07/05/2024 lewrockwell.com  4 min 🇬🇧 #248123

Praying for Yield Curve Control

By  Alasdair Macleod

 MacleodFinance Substack

May 7, 2024

The yield on the 10-year US Treasury note declined 17 basis points to 4.51%. This was triggered by the US Fed declaring it would reduce the pace of quantitative tightening, implying less selling pressure on term bonds. Was this Powell giving in to pressure to reduce interest rates, without appearing to do so? And if so, was the sharp rally in the yen justified?

Let's take these two issues in turn. First, yield curve control, or better described as a policy of suppressing bond yields along the curve. The reason for doing this is to make government funding cheaper, and to persuade pension funds and insurance companies that the Fed has interest rates under its control, making the purchase of long Treasuries less of a price risk.

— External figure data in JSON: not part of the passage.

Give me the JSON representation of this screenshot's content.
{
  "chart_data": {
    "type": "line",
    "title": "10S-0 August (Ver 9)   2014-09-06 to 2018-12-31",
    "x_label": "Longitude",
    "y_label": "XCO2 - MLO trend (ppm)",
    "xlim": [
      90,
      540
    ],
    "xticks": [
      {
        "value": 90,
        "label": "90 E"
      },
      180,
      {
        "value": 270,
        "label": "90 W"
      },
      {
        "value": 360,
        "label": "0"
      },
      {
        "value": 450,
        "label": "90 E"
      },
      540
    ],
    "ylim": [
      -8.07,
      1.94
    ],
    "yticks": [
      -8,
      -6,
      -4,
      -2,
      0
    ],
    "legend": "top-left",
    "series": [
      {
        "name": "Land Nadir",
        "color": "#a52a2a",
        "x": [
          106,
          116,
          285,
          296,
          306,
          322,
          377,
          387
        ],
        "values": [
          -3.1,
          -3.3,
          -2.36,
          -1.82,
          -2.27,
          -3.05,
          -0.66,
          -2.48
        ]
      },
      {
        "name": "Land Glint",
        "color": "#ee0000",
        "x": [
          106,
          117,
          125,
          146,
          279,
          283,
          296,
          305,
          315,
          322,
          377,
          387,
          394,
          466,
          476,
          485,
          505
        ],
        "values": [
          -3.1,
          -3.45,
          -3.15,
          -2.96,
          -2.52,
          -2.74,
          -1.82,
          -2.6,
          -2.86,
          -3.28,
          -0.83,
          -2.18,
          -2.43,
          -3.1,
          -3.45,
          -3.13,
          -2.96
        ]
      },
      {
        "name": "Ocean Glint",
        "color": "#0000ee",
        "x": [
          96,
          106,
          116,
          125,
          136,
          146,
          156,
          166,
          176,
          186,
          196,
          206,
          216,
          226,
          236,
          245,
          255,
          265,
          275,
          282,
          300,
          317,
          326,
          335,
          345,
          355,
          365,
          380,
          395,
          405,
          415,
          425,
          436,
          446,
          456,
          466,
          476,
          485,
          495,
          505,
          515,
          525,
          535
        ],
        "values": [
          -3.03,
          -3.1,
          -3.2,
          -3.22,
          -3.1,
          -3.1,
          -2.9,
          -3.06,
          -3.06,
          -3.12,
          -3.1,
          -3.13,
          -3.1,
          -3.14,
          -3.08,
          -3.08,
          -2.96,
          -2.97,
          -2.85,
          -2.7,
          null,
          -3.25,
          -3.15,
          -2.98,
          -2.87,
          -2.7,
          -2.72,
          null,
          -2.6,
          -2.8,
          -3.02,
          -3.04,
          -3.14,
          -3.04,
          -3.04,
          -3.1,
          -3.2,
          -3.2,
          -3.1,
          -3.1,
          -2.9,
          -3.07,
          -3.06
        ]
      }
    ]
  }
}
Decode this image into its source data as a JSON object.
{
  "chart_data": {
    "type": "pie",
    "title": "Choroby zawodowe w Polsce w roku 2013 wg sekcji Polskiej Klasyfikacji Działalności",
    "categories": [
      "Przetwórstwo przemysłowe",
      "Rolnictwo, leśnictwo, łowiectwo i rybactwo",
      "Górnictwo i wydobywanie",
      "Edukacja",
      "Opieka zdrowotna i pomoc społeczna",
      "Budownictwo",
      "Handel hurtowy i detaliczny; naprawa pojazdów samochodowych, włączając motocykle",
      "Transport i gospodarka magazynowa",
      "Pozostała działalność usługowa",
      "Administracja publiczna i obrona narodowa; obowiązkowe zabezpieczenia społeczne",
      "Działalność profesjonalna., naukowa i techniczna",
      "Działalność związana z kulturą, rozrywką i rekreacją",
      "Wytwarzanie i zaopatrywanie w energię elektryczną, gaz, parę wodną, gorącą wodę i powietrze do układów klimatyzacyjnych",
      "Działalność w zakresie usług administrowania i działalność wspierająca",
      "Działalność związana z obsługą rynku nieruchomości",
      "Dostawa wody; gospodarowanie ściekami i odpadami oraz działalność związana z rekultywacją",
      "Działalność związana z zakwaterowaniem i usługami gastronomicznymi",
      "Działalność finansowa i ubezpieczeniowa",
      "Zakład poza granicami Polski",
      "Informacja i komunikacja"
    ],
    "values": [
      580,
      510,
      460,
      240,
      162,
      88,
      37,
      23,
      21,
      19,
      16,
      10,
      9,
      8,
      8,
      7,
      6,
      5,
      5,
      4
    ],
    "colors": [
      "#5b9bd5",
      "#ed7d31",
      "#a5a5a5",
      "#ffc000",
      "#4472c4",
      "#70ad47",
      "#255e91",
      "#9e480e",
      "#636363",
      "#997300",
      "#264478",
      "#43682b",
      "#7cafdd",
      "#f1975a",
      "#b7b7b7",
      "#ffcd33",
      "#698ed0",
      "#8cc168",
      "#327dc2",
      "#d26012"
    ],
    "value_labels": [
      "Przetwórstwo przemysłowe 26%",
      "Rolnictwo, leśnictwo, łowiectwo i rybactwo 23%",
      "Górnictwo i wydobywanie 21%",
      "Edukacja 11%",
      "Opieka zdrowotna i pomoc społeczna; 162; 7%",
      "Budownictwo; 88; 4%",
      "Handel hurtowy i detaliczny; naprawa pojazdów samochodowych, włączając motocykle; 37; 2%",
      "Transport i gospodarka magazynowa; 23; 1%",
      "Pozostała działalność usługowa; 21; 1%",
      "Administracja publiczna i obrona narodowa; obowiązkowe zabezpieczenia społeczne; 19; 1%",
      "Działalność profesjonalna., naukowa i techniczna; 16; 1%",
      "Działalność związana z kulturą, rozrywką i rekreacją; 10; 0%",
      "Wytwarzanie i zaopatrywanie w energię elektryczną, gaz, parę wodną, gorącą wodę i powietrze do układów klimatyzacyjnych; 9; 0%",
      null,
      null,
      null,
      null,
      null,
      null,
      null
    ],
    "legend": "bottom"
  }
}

The Fed definitely has an incentive to do this today. Government funding is soaring out of control, and there is increasing doubt in foreign investors' minds that the US Government is already in a debt trap. Janet Yellen's and her officials' visits to China will have dispelled any doubts that this is the case. However, there is little evidence yet that domestic US institutions are of the same opinion as foreign investors, and it is crucial that they be reassured. For the Fed to continue to roll off Treasury debt without reinvesting the proceeds may be responsible from a monetary viewpoint, but simply adds to the funding problem.

Hence, the evidence that Powell is under pressure from the US Treasury to cease tapering US Treasuries.

Powell must be hoping that he can keep interest rates and bond yields at current levels, not only for fear of upsetting the Treasury, but also because of the malinvestments in the private sector. Apart from a blip in 2017-2019 when the Fed funds rate briefly rose to 2.5%, basically it has been almost zero from November 2008 to March 2022. That's almost fourteen years of supporting zombie corporations and unjustifiable debt leverage in both financial models and bank balance sheets. A rise in interest rates from here is bound to crash the private sector, stocks, other financial assets, and property values as the errors in interest rate management come home to roost. And backstopping all this will be the Fed and the US Treasury.

But the most powerful commercial banker in the world warned in a letter to his shareholders that US interest rates could rise to 8% or even higher. Jamie Dimon is firmly in my camp on this issue. He understands what I do: and that is as banks de-risk their balance sheets, the price of credit rises. In other words, from here it will be markets which control interest rates, and the Fed will have to go along with it.

The flight to quality is disastrous for the overleveraged, stocks, and zombie corporations. The beneficiary short-term will be the US Treasury which can continue to sell T-bills. But this is kicking the can down the road: the US Treasury is reducing its debt maturity profile and in the next few years will find it is taking near-cash out of the market to spend unproductively. The inflationary consequences of this funding becomes more immediate because the involvement of long-term savings (pensions, insurance companies, foreign investors) is diminished. This kicked can cannot travel far.

Part of the inflationary fun comes from the carry trade, which is where I bring in Japan. No doubt the sharp rally in the yen from 158 to 152 and change this week was instigated by carry traders who having shorted the yen sought to cover the risk. But the fact remains that 3-month yen can be had for 0.5% or less, and 3-month T-bills pay 5.39%. Unless the BOJ raises rates, this carry-trade will continue and even accelerate to meet the USG's soaring demand for credit.

China, Russia, and their BRICS+ cohort can see this, as do the world's neutrals. They are not going to throw good credit after bad. They don't want to be blamed for triggering an existential dollar crisis, but there's no way they will be persuaded to rescue America and her dollar. The only people who don't see this are domestic American investors and their opposite numbers in Europe, Britain, and Japan.

Reprinted with permission from  MacleodFinance Substack.